⚠️ Addictive tech warning for developers. Once you add a 🦆rubber duck to your AI agent pipeline, you’ll start feeling uncomfortable without it. This is exactly what happened to me. I no longer want to rely on a single model’s opinion for important technical decisions, and I definitely don’t want extra manual steps just to get a second perspective. That’s where “Rubber Duck”, an experimental feature in the GitHub Copilot CLI, really worked for me: - enable it with: "copilot --experimental" (Rubber Duck is the 1000th reason for you to switch to terminal-first development) - watch one LLM actively criticise another’s decisions right at the moments where it matters most, pushing towards a better solution - everything happens automatically, no extra friction, no context switching It is a targeted reviewer that steps in at high-value moments such as after drafting a plan, after a complex implementation, and after writing tests before execution. That feels like a very practical way to reduce compounding errors early, especially in long-running or multi-file tasks. So having AI challenge AI has quietly become part of how I build now. Would you trust critical technical decisions to a single model, or is multi-model critique the new baseline for serious AI-assisted development? Ready to try Rubber Duck? I warned you :) More details: https://msft.it/6044Q4Zs2 Morten Stange Bye, Haakon Hasli, Christian Tryti, Else Tefre, Francesco Manni, Jaime De Mora, Martin Woodward, Lee Stott, Christoffer Noring, Daniel Meppiel, Joel Norman, Ömür Sert, Adil I., Sebastien Le Calvez, 🥑 Aaron Powell, Nick McKenna, Burke Holland, Cornelia Bjørke-Hill #GitHubCopilot #GitHubCopilotCLI #CopilotCLI #DeveloperTools #AIAgents #CopilotRubberDuck #msftadvocate
I would trust critical technical decisions to experienced senior developers, perhaps with the help of AI suggestions. AI makes so many simple, basic mistakes and opens so many loopholes and security question marks that I wouldn't let it make decisions. I would only let it suggest and trusted developers should then decide.

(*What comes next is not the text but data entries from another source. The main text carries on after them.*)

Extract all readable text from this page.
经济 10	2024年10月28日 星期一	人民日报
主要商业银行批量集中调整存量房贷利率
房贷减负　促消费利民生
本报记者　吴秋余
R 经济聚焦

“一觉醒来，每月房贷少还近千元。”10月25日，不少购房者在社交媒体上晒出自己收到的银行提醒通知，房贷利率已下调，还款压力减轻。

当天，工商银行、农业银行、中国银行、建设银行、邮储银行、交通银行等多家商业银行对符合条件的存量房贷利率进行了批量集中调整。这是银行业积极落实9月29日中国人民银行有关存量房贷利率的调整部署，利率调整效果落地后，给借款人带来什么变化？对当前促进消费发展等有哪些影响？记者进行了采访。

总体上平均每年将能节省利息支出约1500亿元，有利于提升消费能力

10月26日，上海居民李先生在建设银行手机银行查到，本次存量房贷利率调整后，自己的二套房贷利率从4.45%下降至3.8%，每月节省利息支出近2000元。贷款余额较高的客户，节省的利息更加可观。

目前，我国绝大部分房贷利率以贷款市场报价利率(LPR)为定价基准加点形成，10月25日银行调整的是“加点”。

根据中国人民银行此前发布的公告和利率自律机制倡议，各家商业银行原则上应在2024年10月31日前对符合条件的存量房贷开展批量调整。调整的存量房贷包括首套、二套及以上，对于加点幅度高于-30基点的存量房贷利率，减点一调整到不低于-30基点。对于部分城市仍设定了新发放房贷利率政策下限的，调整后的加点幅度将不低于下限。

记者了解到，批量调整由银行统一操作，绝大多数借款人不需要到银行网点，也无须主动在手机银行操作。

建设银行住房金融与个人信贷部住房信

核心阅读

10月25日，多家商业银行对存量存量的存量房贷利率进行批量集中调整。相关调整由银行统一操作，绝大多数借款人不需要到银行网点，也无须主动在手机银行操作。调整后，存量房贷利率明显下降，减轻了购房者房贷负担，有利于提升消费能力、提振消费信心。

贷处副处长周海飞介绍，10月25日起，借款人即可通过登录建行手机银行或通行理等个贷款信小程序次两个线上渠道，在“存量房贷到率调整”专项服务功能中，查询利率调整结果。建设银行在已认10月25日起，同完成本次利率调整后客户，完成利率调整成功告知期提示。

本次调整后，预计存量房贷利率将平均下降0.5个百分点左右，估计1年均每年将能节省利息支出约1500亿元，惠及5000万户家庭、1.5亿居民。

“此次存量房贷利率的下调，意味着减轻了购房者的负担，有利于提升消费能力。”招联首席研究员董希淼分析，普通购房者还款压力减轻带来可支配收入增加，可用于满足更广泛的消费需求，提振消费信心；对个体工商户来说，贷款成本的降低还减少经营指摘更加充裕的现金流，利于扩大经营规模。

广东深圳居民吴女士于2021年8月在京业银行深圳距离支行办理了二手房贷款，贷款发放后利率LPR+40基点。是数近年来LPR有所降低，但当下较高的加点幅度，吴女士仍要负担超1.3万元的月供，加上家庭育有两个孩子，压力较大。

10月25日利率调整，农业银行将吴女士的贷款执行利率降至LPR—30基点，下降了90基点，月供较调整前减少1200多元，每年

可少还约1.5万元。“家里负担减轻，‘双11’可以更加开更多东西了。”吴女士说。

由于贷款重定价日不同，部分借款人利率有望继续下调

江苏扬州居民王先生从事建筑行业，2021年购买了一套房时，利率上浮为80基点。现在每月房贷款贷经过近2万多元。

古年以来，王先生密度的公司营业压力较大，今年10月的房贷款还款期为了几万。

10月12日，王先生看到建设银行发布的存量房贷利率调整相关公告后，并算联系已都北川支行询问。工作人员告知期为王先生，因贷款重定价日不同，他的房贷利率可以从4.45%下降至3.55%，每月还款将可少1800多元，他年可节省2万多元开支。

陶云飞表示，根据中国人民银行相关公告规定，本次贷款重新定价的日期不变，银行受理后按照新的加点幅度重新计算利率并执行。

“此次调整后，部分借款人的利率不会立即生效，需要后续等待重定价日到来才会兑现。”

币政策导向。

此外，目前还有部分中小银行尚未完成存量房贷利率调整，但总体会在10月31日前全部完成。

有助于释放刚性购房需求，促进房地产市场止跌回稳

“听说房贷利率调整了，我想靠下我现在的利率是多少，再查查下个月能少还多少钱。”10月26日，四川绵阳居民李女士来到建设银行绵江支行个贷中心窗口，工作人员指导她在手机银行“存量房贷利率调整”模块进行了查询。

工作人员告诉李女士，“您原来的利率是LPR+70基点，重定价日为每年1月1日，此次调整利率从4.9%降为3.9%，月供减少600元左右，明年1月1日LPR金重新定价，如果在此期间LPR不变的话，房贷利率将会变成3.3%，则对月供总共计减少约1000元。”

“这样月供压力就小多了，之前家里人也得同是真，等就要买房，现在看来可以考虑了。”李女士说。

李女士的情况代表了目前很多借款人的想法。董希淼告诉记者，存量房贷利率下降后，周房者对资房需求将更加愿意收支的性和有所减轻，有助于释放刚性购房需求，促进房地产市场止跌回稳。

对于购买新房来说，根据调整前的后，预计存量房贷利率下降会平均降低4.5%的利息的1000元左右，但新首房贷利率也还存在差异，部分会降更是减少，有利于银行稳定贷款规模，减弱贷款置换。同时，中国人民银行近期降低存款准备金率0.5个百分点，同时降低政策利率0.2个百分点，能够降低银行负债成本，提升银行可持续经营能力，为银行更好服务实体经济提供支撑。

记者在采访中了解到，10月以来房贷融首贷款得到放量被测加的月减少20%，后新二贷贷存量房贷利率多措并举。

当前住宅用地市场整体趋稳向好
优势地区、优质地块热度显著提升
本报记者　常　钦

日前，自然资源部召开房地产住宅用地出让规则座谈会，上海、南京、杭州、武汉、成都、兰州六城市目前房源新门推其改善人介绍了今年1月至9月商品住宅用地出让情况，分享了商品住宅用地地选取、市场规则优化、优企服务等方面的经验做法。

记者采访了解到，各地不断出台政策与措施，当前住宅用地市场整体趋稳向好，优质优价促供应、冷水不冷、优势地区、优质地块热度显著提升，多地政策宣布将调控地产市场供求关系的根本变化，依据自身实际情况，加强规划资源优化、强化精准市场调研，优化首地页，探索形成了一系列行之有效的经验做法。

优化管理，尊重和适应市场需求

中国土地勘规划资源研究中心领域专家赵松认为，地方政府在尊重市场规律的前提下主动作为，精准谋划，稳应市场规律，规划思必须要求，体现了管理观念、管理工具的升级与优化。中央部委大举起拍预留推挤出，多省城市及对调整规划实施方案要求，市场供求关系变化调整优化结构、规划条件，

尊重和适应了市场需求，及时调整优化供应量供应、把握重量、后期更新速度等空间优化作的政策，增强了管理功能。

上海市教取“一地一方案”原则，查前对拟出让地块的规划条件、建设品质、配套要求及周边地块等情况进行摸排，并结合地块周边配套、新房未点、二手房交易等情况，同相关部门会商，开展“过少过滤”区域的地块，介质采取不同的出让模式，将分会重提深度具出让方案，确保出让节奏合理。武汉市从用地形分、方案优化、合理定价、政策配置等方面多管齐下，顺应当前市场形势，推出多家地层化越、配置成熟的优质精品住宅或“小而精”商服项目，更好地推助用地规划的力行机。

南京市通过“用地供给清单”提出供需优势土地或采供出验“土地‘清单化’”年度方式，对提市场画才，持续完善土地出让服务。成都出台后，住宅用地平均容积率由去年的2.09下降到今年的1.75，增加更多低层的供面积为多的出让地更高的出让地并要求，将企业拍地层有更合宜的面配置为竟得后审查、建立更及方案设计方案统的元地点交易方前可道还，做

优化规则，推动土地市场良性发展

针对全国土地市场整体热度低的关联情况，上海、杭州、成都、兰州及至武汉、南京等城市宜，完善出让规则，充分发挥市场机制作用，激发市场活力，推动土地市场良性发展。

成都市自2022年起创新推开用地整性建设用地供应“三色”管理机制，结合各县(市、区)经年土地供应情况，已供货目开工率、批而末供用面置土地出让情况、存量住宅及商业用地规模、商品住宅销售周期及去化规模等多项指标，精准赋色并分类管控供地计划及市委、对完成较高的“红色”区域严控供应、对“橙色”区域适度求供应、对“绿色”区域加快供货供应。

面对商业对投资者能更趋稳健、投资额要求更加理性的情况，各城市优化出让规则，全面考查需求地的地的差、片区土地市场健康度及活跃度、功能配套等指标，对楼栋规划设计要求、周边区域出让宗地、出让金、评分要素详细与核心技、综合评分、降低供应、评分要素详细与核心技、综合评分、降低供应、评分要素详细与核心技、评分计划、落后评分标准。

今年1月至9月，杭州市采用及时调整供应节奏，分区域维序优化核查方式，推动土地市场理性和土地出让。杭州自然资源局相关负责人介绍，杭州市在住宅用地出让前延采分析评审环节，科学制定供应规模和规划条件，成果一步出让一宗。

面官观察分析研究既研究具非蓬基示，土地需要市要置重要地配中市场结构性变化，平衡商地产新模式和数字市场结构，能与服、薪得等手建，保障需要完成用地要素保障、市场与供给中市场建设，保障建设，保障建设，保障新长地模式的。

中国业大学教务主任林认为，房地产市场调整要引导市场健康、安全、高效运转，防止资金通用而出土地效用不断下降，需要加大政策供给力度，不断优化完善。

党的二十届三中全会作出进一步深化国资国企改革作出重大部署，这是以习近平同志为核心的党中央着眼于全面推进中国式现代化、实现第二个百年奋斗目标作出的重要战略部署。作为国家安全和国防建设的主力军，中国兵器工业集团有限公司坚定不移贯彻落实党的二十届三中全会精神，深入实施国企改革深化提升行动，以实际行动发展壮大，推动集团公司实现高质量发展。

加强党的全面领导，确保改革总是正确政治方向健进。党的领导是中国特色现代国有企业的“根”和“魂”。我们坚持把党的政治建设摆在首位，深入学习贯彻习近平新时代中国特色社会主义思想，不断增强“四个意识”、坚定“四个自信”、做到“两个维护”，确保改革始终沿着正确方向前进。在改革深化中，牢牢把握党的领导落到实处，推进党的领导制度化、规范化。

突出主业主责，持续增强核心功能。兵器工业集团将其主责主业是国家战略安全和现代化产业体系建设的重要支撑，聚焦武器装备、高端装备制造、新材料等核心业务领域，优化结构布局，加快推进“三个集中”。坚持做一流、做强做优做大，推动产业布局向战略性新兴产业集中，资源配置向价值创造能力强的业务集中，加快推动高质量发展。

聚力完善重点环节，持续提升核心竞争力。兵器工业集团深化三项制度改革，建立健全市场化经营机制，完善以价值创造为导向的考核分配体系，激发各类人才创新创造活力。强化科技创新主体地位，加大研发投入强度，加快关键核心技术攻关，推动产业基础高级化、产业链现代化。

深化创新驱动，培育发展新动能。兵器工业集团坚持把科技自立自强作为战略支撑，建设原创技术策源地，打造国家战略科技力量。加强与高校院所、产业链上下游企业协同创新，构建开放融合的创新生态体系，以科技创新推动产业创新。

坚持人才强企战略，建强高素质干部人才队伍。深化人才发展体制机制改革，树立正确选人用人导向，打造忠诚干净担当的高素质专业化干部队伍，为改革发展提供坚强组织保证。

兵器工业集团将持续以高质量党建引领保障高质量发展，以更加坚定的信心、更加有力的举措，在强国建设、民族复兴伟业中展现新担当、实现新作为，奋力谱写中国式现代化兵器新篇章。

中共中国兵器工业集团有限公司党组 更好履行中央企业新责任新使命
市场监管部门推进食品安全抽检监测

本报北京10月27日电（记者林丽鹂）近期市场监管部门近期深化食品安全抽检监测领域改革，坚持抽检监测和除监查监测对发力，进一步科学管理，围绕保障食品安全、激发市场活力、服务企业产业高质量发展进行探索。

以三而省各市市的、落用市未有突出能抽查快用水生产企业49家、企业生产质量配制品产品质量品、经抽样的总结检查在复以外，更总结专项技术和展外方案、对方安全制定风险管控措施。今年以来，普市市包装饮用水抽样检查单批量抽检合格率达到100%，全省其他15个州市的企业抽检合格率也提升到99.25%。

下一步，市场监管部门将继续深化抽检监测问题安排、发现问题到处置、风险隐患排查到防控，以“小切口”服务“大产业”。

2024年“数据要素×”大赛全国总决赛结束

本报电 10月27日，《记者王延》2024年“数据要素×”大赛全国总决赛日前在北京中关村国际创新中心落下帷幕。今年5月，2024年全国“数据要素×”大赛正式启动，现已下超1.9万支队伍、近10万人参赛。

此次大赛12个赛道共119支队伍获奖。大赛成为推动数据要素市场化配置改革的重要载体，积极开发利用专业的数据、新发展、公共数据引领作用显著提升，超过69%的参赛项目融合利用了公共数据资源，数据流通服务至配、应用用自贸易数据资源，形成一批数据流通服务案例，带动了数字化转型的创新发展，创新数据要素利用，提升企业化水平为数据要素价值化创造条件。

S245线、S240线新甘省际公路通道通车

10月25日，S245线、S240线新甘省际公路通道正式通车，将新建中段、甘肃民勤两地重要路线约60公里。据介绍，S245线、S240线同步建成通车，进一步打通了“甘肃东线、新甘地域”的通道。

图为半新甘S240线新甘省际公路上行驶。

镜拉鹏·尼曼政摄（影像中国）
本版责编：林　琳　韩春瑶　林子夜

github copilot PRs are the best, it is a stickler and always throwing a smack down to the author (claude or codex) 😅
Brilliant use of the adversarial agent pattern! Having one model automatically critique another is exactly like a senior engineer reviewing a PR before it ever reaches production.
It appends every prompt for me now. No going back!
SWE @ Keysight Technologies | Bachelor Graduate @ ACS PUB
3wA good starting point, but I am curious if "rubber duck" pulls a lot of the codebase into its context before making any critiques to the coding model's solution. If the project is a complicated mess (as is the case most of the time in the real world), it is very probable that it won't catch the subtle issues, and it is just going to consume more tokens (because you have less of a human-in-the-loop and more of AI arguing with AI. I believe that this is a nice idea though, but for it to work properly, agents must be able to access a complete, compact and "digestible" database of understanding for the codebase. If you know of any existing solutions that actually work, on have any ideas on this, let me know, and thanks for the tip!